Do you know how much that hurts? Especially when I think I’m damn cool to talk to. I’m hilariously entertaining, I read everything I can get my hands on, I’m working on an indie comic, I’m teaching myself sign language, I sell vintage toys online. But because I don’t belong in The Normie Club, none of it matters.

However, animals and small children gravitate to me like I’m Snow White, I swear. I make lots of dog and cat friends wherever I go. Kids want me to play with them. Elderly people adore me too.

But most working age adults seem to think I’m some sort of leper. And to this day I still don’t entirely understand why.

And believe me, I tried so hard to understand it. So many times I’d come home from yet another tedious family gathering where no one between the ages of approximately 13 and 70 bothered to talk to me for more than 2 minutes wondering if there was something wrong with me and I didn’t know it? Why I didn’t have my life “together” like the Beige People in my life, complete with all the trappings of a typical suburban middle class existence… and if I did all of that stuff, would they finally accept me as one of them?

But the older I got, the more I discovered that I didn’t want those things, even though I felt like I was supposed to. And that broke my heart. Because all of the people around me seemed to be okay with their humdrum, day-after-day work-bills-sleep-eat-kids-grandkids lather-rinse-repeat-until-you-die lifestyle. And at that point I was so afraid to be the person I was that I locked everything that made me special inside of me, buried it deep, and threw away the key.

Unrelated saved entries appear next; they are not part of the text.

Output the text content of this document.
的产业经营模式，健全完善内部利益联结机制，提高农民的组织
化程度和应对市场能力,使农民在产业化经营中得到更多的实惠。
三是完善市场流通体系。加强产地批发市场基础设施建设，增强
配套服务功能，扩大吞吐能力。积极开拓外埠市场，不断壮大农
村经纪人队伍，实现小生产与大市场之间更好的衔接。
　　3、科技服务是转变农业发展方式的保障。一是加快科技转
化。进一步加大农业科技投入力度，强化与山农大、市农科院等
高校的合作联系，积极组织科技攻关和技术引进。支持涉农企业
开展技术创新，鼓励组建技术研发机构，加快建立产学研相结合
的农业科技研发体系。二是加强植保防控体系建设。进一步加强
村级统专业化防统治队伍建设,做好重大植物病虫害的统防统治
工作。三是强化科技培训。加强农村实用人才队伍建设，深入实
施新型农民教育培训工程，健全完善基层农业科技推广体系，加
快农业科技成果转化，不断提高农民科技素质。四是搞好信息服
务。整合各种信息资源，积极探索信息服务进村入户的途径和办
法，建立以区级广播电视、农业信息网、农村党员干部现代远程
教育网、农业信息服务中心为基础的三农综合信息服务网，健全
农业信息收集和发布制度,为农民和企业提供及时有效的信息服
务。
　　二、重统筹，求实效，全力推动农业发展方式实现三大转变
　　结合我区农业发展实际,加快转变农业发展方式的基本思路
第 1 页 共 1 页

It took a long time, but with God’s help I started to realize that I didn’t need to feel bad about being the sparkly person I am, even if the Beige People don’t quite know what to do with me. That maybe it isn’t wrong to want to tell stories, that remembering everything from childhood while everyone else seems to have long since moved on maybe isn’t the curse that I think it is, and that maybe a rainbow colored tiger named Iris can show other people the way.

Yeah, Iris. You don’t know her yet, but you will. She’s a Rainbow Tiger, living in a world filled with Orange Tigers. And her story is basically mine, and maybe a little bit of yours too? So if you’ve ever struggled with being different, and spent far too much of your time worrying about what other people think of you, take heart. I know firsthand how hard it can be to stand out from the crowd, when all you want to do is blend in.

But if you stick with Iris and me on this journey we’re taking, maybe we can all figure out what it means to be a Rainbow Tiger in this Orange Tiger dominated world.